Flexibility markets should factor in carbon impacts, rather than just prioritising delivery at the lowest cost, an industry expert has urged.
Jeff Hardy, a senior research fellow at the Grantham Institute for Climate Change and the Environment at Imperial College London, also called for greater integration between markets at the local and national level to enable providers to “stack up” deals.
Hardy was responding to Ofgem’s proposals in January to fully separate the Electricity System Operator from National Grid and create an Independent System Operator (ISO) to help lead the way to net zero emissions. He made the comments for a new Utility Week report examining the potential roles and responsibilities of the ISO.
“Markets are trying to optimise delivering at lowest price, but clearly, at the moment, we need markets that also have a carbon element,” said Hardy. “BEIS has done some work that shows that most flexibility markets from national down to local, are quite carbon intensive.
“Sometimes up to 99 per cent of the technology is carbon intensive, like diesel generators, so that’s a problem.”

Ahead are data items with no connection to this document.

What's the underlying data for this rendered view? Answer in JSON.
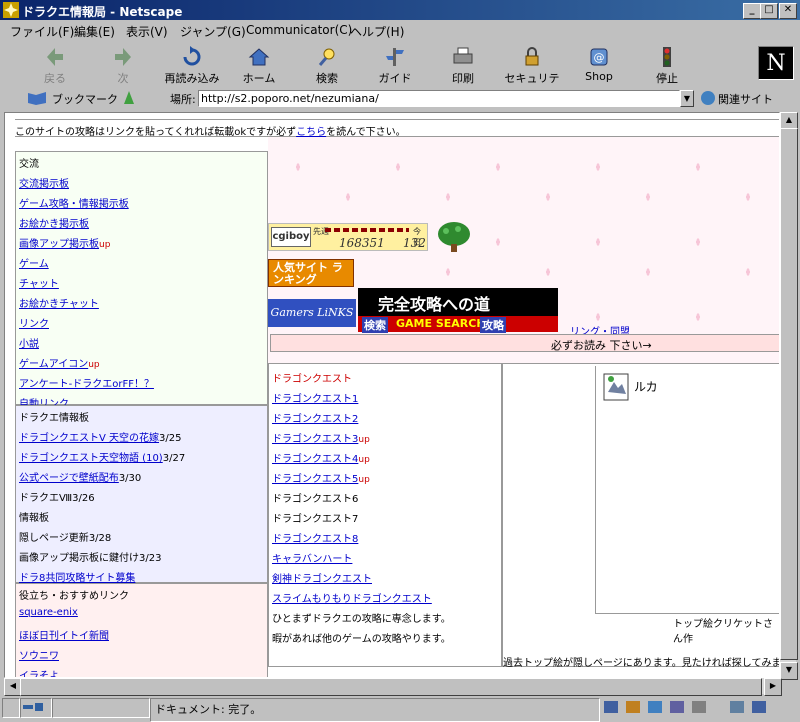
{
  "window": {
    "title": "ドラクエ情報局 - Netscape"
  },
  "menu": [
    "ファイル(F)",
    "編集(E)",
    "表示(V)",
    "ジャンプ(G)",
    "Communicator(C)",
    "ヘルプ(H)"
  ],
  "toolbar": {
    "back": "戻る",
    "forward": "次",
    "reload": "再読み込み",
    "home": "ホーム",
    "search": "検索",
    "guide": "ガイド",
    "print": "印刷",
    "security": "セキュリティ",
    "shop": "Shop",
    "stop": "停止"
  },
  "location": {
    "bookmarks": "ブックマーク",
    "label": "場所:",
    "url": "http://s2.poporo.net/nezumiana/",
    "related": "関連サイト"
  },
  "page": {
    "notice_pre": "このサイトの攻略はリンクを貼ってくれれば転載okですが必ず",
    "notice_link": "こちら",
    "notice_post": "を読んで下さい。",
    "left_sections": [
      {
        "title": "交流",
        "items": [
          {
            "text": "交流掲示板",
            "link": true,
            "suffix": ""
          },
          {
            "text": "ゲーム攻略・情報掲示板",
            "link": true,
            "suffix": ""
          },
          {
            "text": "お絵かき掲示板",
            "link": true,
            "suffix": ""
          },
          {
            "text": "画像アップ掲示板",
            "link": true,
            "suffix": "up"
          },
          {
            "text": "ゲーム",
            "link": true,
            "suffix": ""
          },
          {
            "text": "チャット",
            "link": true,
            "suffix": ""
          },
          {
            "text": "お絵かきチャット",
            "link": true,
            "suffix": ""
          },
          {
            "text": "リンク",
            "link": true,
            "suffix": ""
          },
          {
            "text": "小説",
            "link": true,
            "suffix": ""
          },
          {
            "text": "ゲームアイコン",
            "link": true,
            "suffix": "up"
          },
          {
            "text": "アンケート-ドラクエorFF！？",
            "link": true,
            "suffix": ""
          },
          {
            "text": "自動リンク",
            "link": true,
            "suffix": ""
          }
        ]
      },
      {
        "title": "ドラクエ情報板",
        "items": [
          {
            "text": "ドラゴンクエストV 天空の花嫁",
            "link": true,
            "suffix": "3/25"
          },
          {
            "text": "ドラゴンクエスト天空物語 (10)",
            "link": true,
            "suffix": "3/27"
          },
          {
            "text": "公式ページで壁紙配布",
            "link": true,
            "suffix": "3/30"
          },
          {
            "text": "ドラクエⅧ",
            "link": false,
            "suffix": "3/26"
          },
          {
            "text": "情報板",
            "link": false,
            "suffix": ""
          },
          {
            "text": "隠しページ更新",
            "link": false,
            "suffix": "3/28"
          },
          {
            "text": "画像アップ掲示板に鍵付け",
            "link": false,
            "suffix": "3/23"
          },
          {
            "text": "ドラ8共同攻略サイト募集",
            "link": true,
            "suffix": ""
          }
        ]
      },
      {
        "title": "役立ち・おすすめリンク",
        "items": [
          {
            "text": "square-enix",
            "link": true,
            "suffix": ""
          },
          {
            "text": "ほぼ日刊イトイ新聞",
            "link": true,
            "suffix": ""
          },
          {
            "text": "ソウニワ",
            "link": true,
            "suffix": ""
          },
          {
            "text": "イラそよ",
            "link": true,
            "suffix": ""
          }
        ]
      }
    ],
    "counter": {
      "logo": "cgiboy",
      "prev_label": "先週",
      "today_label": "今日",
      "total": "168351",
      "today": "132"
    },
    "banners": {
      "ranking": "人気サイト ランキング",
      "gamers": "Gamers LiNKS",
      "kanzen": "完全攻略への道",
      "kensaku": "検索",
      "gamesearch": "GAME SEARCH",
      "kouryaku": "攻略"
    },
    "ring": "リング・同盟",
    "must_read": "必ずお読み 下さい→",
    "dq_list": [
      {
        "text": "ドラゴンクエスト",
        "style": "red",
        "suffix": ""
      },
      {
        "text": "ドラゴンクエスト1",
        "style": "link",
        "suffix": ""
      },
      {
        "text": "ドラゴンクエスト2",
        "style": "link",
        "suffix": ""
      },
      {
        "text": "ドラゴンクエスト3",
        "style": "link",
        "suffix": "up"
      },
      {
        "text": "ドラゴンクエスト4",
        "style": "link",
        "suffix": "up"
      },
      {
        "text": "ドラゴンクエスト5",
        "style": "link",
        "suffix": "up"
      },
      {
        "text": "ドラゴンクエスト6",
        "style": "plain",
        "suffix": ""
      },
      {
        "text": "ドラゴンクエスト7",
        "style": "plain",
        "suffix": ""
      },
      {
        "text": "ドラゴンクエスト8",
        "style": "link",
        "suffix": ""
      },
      {
        "text": "キャラバンハート",
        "style": "link",
        "suffix": ""
      },
      {
        "text": "剣神ドラゴンクエスト",
        "style": "link",
        "suffix": ""
      },
      {
        "text": "スライムもりもりドラゴンクエスト",
        "style": "link",
        "suffix": ""
      },
      {
        "text": "ひとまずドラクエの攻略に専念します。",
        "style": "plain",
        "suffix": ""
      },
      {
        "text": "暇があれば他のゲームの攻略やります。",
        "style": "plain",
        "suffix": ""
      }
    ],
    "image_label": "ルカ",
    "credit": "トップ絵クリケットさん作",
    "bottom_note": "過去トップ絵が隠しページにあります。見たければ探してみましょう"
  },
  "status": {
    "text": "ドキュメント: 完了。"
  },
  "colors": {
    "titlebar": "#0a246a",
    "link": "#0000cc",
    "up": "#cc0000",
    "left_bg1": "#f8fff4",
    "left_bg2": "#eeeeff",
    "left_bg3": "#fff0f0"
  }
}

Hardy said “baking in” carbon intensity to market and regulatory structures will be a key task in coming years: “There is a big job for the ISO, probably together with the DSOs [distribution system operators] and with Ofgem, and across all of the markets – from wholesale capacity, balancing and ancillary service markets at the national level, and the markets that might be created locally, like flexibility markets, like local energy markets, like peer-to-peer trading.
He said other objectives may also need to be considered too: “Ofgem talks about a lot about decarbonisation at lowest cost, but is that the only objective? It might be about levelling up, or pandemic recovery or lots of other things. Markets are great at optimising, so what are you optimising against? What parameters are you putting in?”
Hardy also called for greater integration of flexibility at the national and local levels as well as peer-to-peer energy trading, saying the current lack of alignment makes it harder for providers to “stack up” deals and exploit the full value of their assets.
“Sorting out the relationship between regional distribution and system operation and national system operation will be critical,” he explained. “We could get ourselves in a terrible mess, if we have one set of rules on certain markets locally, one set for other markets nationally, and zero transparency between the actions taken locally and nationally.”
He said the ISO could help resolve the issue by ensuring consistency between technical standards, contracts terms, pricing and duration.